いつも通り駅に着いて、改札を通ろうと鞄から定期を出す。が、その定期がどこにも見当たらなかった。いくら探しても見つからない定期に、諦めて財布を取り出そうとしたところ、ポンと肩を叩かれた。
「おい、これ」
「あっ、えっ?」
振り返ると赤いバンダナの彼がいた。手に持っていたのは、少し明るめなネイビーのシンプルな、私の定期入れだった。
「これ、落としていったぞ」
「す、すみません。ありがとうございます!…あの、どこにありましたか?」
「道場の真ん前で落として行ったぞ。声掛けたんだけどよ、聞こえてなかったみたいだし、これ無いと困るだろ?」
ほら、と言って差し出してくれた定期を受け取る。この前チャージしたばかりなので、内心ドキドキで焦ったけど、こうして手元に戻って来てくれて本当によかった。

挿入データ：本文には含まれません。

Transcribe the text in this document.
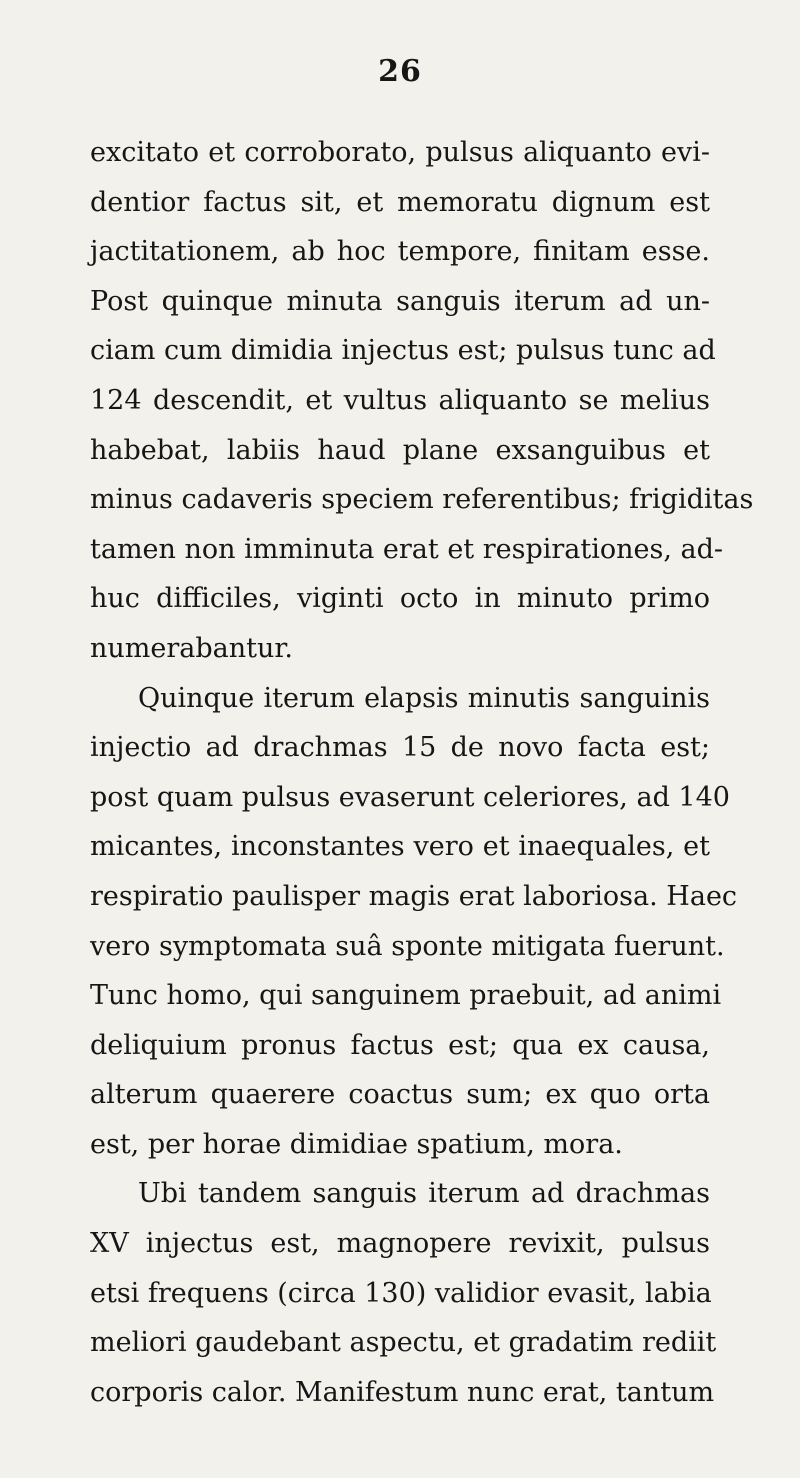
26
excitato et corroborato, pulsus aliquanto evi-
dentior factus sit, et memoratu dignum est
jactitationem, ab hoc tempore, finitam esse.
Post quinque minuta sanguis iterum ad un-
ciam cum dimidia injectus est; pulsus tunc ad
124 descendit, et vultus aliquanto se melius
habebat, labiis haud plane exsanguibus et
minus cadaveris speciem referentibus; frigiditas
tamen non imminuta erat et respirationes, ad-
huc difficiles, viginti octo in minuto primo
numerabantur.
Quinque iterum elapsis minutis sanguinis
injectio ad drachmas 15 de novo facta est;
post quam pulsus evaserunt celeriores, ad 140
micantes, inconstantes vero et inaequales, et
respiratio paulisper magis erat laboriosa. Haec
vero symptomata suâ sponte mitigata fuerunt.
Tunc homo, qui sanguinem praebuit, ad animi
deliquium pronus factus est; qua ex causa,
alterum quaerere coactus sum; ex quo orta
est, per horae dimidiae spatium, mora.
Ubi tandem sanguis iterum ad drachmas
XV injectus est, magnopere revixit, pulsus
etsi frequens (circa 130) validior evasit, labia
meliori gaudebant aspectu, et gradatim rediit
corporis calor. Manifestum nunc erat, tantum
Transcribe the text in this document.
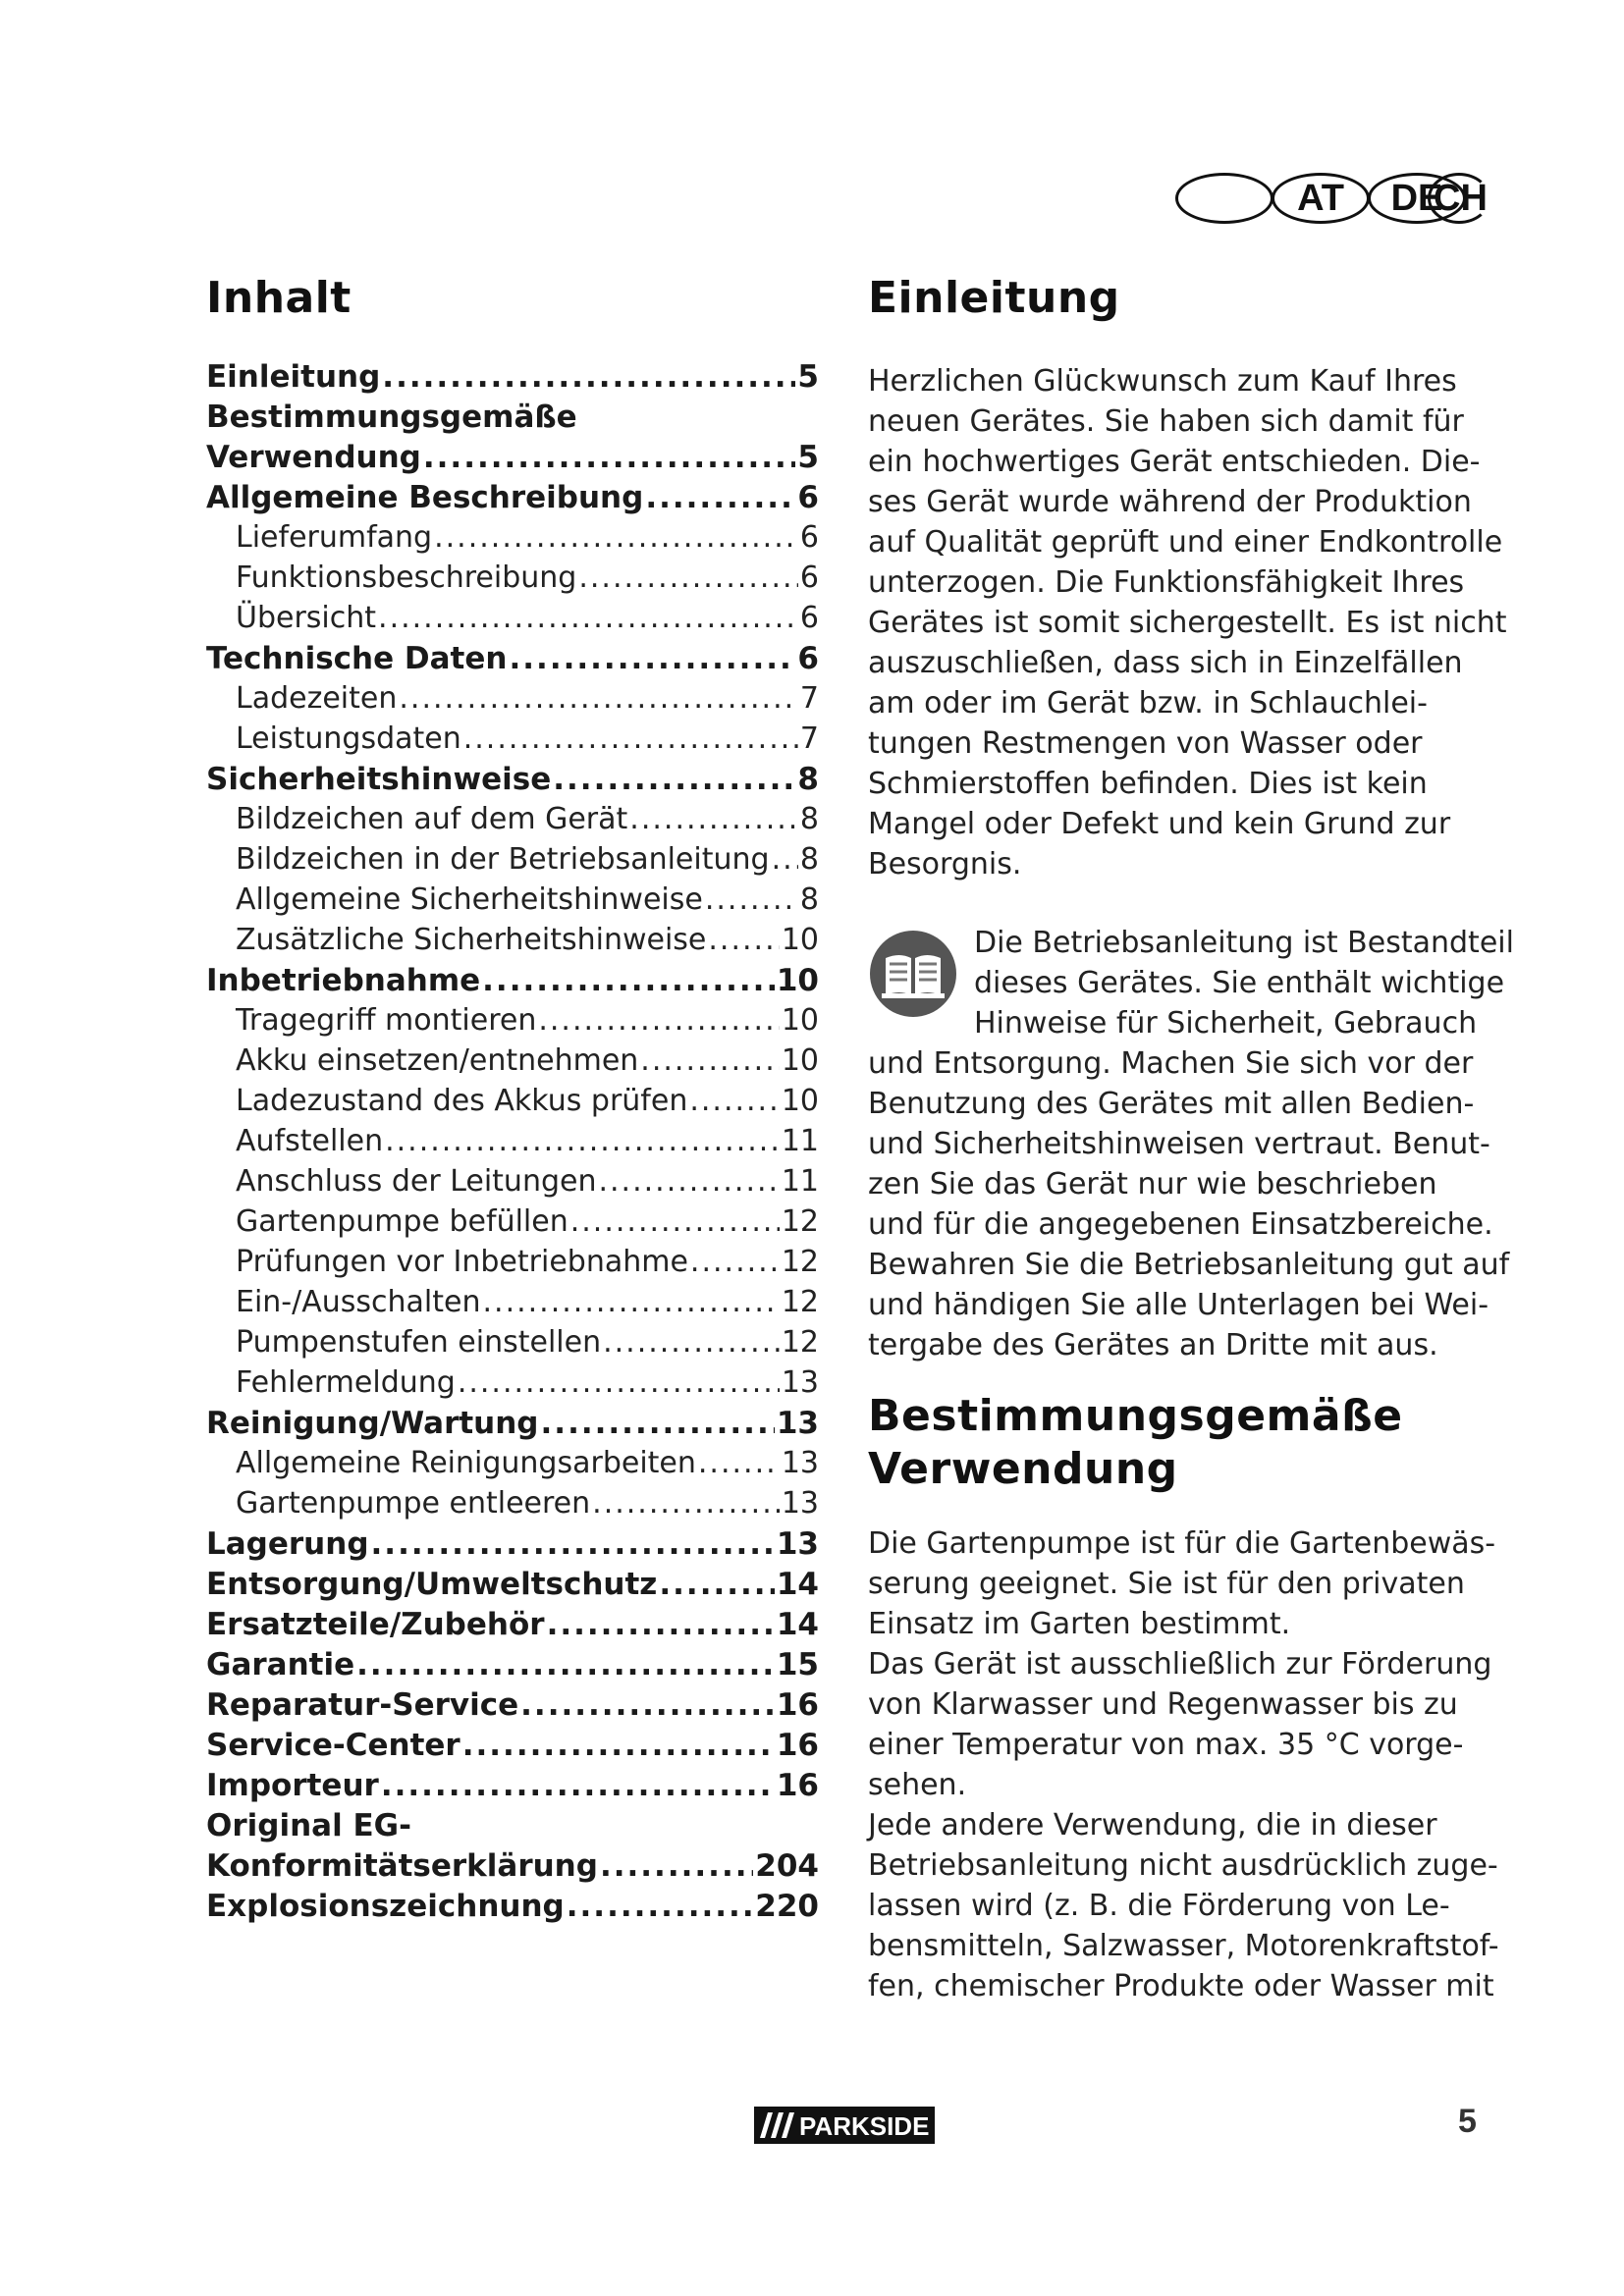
AT	DE
CH
Inhalt
Einleitung .....	5
Bestimmungsgemäße
Verwendung .....	5
Allgemeine Beschreibung .....	6
Lieferumfang .....	6
Funktionsbeschreibung .....	6
Übersicht .....	6
Technische Daten .....	6
Ladezeiten .....	7
Leistungsdaten .....	7
Sicherheitshinweise .....	8
Bildzeichen auf dem Gerät .....	8
Bildzeichen in der Betriebsanleitung ..... 8
Allgemeine Sicherheitshinweise .....	8
Zusätzliche Sicherheitshinweise .....	10
Inbetriebnahme .....	10
Tragegriff montieren .....	10
Akku einsetzen/entnehmen .....	10
Ladezustand des Akkus prüfen .....	10
Aufstellen .....	11
Anschluss der Leitungen .....	11
Gartenpumpe befüllen .....	12
Prüfungen vor Inbetriebnahme .....	12
Ein-/Ausschalten .....	12
Pumpenstufen einstellen .....	12
Fehlermeldung .....	13
Reinigung/Wartung .....	13
Allgemeine Reinigungsarbeiten .....	13
Gartenpumpe entleeren .....	13
Lagerung .....	13
Entsorgung/Umweltschutz .....	14
Ersatzteile/Zubehör .....	14
Garantie .....	15
Reparatur-Service .....	16
Service-Center .....	16
Importeur .....	16
Original EG-
Konformitätserklärung .....	204
Explosionszeichnung .....	220
Einleitung

Herzlichen Glückwunsch zum Kauf Ihres

neuen Gerätes. Sie haben sich damit für

ein hochwertiges Gerät entschieden. Die-

ses Gerät wurde während der Produktion

auf Qualität geprüft und einer Endkontrolle

unterzogen. Die Funktionsfähigkeit Ihres

Gerätes ist somit sichergestellt. Es ist nicht

auszuschließen, dass sich in Einzelfällen

am oder im Gerät bzw. in Schlauchlei-

tungen Restmengen von Wasser oder

Schmierstoffen befinden. Dies ist kein

Mangel oder Defekt und kein Grund zur

Besorgnis.

Die Betriebsanleitung ist Bestandteil

dieses Gerätes. Sie enthält wichtige

Hinweise für Sicherheit, Gebrauch

und Entsorgung. Machen Sie sich vor der

Benutzung des Gerätes mit allen Bedien-

und Sicherheitshinweisen vertraut. Benut-

zen Sie das Gerät nur wie beschrieben

und für die angegebenen Einsatzbereiche.

Bewahren Sie die Betriebsanleitung gut auf

und händigen Sie alle Unterlagen bei Wei-

tergabe des Gerätes an Dritte mit aus.

Bestimmungsgemäße
Verwendung

Die Gartenpumpe ist für die Gartenbewäs-

serung geeignet. Sie ist für den privaten

Einsatz im Garten bestimmt.

Das Gerät ist ausschließlich zur Förderung

von Klarwasser und Regenwasser bis zu

einer Temperatur von max. 35 °C vorge-

sehen.

Jede andere Verwendung, die in dieser

Betriebsanleitung nicht ausdrücklich zuge-

lassen wird (z. B. die Förderung von Le-

bensmitteln, Salzwasser, Motorenkraftstof-

fen, chemischer Produkte oder Wasser mit

PARKSIDE	5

「わざわざ届けて下さって、本当にありがとうございます!あ、あのお礼を…」
「いいって、別に」
「でも…」
「それより、急いでたんじゃねぇのか?」
そう言われてハッと気付く。ポケットから取り出したスマホで時間を確認すると、私が乗る電車の発車時間まで、あと3分というところだった。
「えと、また後日に改めてお礼をさせて頂きますね!」
「いいって言ってんのに」
フッと笑う彼を見て、胸が高鳴る。もしかして、笑った顔を見たのは初めてではないだろうか。…あんなに優しく笑うんだ。
その後、なんとか乗れた電車でほっと一息をつく。でも、胸のドキドキは一向に治らなかった。